Re-annotation of a portion of the Maize genome using MAKER2. Annotation Edit Distance (AED) provides a measurement for how well an annotation agrees with its associated evidence (see text and Figure 1 for additional details). Shown are cumulative AED distributions for several Maize annotation datasets. Gold curve: AED distribution of high-quality 'gold standard' annotations in the benchmark region that are members of the J. Schnable and M. Freeling Classical Maize Genes List; These genes generally have the lowest AEDs. Red curve: all Maize gene models from the http://www.MaizeSequence.org 5a.59 Working Gene Set in the benchmark region; Blue curve: MAKER2's first pass, de novo annotations for the benchmark region; note that these genes generally have lower AEDs than the 5a.59 Working Gene Set (red curve). Purple curve: automatic MAKER2-based update/revision of the Maize 4a.53 Working Gene Set annotations. Note that the revised dataset now exceeds the quality of the 5a.59 Working Gene Set as judged by AED.

Figure 4

MAKER2 as a management tool for existing genome annotations. MAKER2 was used to add cross species homology evidence and AED values to six published ant species. These data show how MAKER2 can be used both to add new data to existing datasets and for downstream prioritization of genes in those datasets for further analysis and curation. (A) The Pfam domain content in each AED quartile. Genes receiving higher AED scores are less likely to contain a domain, thus prioritizing them as possible false positive gene predictions. (B) The percent of genes in each AED quartile having an orthologous protein in a related ant species with the average number of orthologs per gene (for the subset of orthologous genes) listed at the bottom. AED score is highly correlated with orthology. (C) The cumulative AED distribution for all six ant species.
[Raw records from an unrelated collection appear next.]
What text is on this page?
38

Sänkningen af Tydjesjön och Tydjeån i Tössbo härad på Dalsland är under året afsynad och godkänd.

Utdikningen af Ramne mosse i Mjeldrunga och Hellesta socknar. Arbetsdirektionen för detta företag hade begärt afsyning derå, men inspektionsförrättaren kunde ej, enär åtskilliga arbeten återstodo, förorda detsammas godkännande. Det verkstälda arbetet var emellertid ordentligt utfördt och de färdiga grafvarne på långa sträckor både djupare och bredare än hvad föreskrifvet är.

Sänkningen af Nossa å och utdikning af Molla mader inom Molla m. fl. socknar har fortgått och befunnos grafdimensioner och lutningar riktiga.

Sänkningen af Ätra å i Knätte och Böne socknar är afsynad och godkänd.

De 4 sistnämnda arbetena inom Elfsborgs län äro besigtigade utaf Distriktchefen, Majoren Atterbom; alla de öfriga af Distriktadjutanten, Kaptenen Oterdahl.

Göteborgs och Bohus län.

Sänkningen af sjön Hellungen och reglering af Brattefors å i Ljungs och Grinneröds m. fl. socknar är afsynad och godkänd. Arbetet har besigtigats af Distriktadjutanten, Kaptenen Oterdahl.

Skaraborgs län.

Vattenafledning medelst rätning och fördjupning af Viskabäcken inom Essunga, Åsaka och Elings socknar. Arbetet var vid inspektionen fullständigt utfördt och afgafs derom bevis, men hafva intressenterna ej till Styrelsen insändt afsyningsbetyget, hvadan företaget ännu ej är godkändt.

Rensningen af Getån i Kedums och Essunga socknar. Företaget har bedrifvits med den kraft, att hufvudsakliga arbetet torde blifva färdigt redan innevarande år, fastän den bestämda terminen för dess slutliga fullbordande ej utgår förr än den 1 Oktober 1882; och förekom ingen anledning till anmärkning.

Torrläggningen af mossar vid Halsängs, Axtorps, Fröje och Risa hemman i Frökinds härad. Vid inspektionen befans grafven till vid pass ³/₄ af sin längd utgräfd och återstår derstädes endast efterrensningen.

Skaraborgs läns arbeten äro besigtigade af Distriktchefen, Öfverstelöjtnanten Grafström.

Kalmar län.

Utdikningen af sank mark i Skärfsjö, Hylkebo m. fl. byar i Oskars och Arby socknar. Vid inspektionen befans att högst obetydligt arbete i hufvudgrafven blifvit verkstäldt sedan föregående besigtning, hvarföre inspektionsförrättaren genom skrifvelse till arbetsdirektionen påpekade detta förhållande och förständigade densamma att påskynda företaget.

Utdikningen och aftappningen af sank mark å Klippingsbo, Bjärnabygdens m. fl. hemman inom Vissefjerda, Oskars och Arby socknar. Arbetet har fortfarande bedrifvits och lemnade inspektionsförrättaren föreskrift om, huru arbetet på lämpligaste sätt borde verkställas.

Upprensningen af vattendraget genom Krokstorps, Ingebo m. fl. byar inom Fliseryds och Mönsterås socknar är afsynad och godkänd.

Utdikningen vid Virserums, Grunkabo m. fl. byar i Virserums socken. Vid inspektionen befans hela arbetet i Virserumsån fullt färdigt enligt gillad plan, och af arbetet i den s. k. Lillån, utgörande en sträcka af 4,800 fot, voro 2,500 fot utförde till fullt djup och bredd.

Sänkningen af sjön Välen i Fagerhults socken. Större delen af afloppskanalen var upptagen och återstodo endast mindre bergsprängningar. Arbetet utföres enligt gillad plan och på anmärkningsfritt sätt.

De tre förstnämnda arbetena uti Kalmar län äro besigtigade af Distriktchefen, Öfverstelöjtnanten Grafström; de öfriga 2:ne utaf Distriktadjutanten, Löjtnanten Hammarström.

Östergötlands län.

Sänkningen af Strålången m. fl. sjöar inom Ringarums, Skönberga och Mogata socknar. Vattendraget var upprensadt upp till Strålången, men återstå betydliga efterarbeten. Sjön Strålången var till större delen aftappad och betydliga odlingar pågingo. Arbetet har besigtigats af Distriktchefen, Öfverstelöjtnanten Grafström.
The spike of genes with AED score at or near 1 suggests potential false positive genes predictions rather than species-specific genes, as these annotations also generally lack EST support and Pfam domains; these gene models are first in MAKER2's list for manual review.

Figure 5

MAKER2 scales to even the largest genomes. MAKER2 was used to annotate a 10 megabase section of the C. elegans genome (NGASP dataset). The algorithm was parallelized using MPI on an increasing number of CPU cores. The results demonstrate how MAKER2 scales almost linearly with CPU number (with a slope of near 1). If we project our results forward to the entire C. elegans genome (~100 megabases), MAKER2 should take under 10 hours on 32 CPUs to complete; similarly, the human genome (~3 gigabases) would require fewer than 24 hours on 400 CPUs.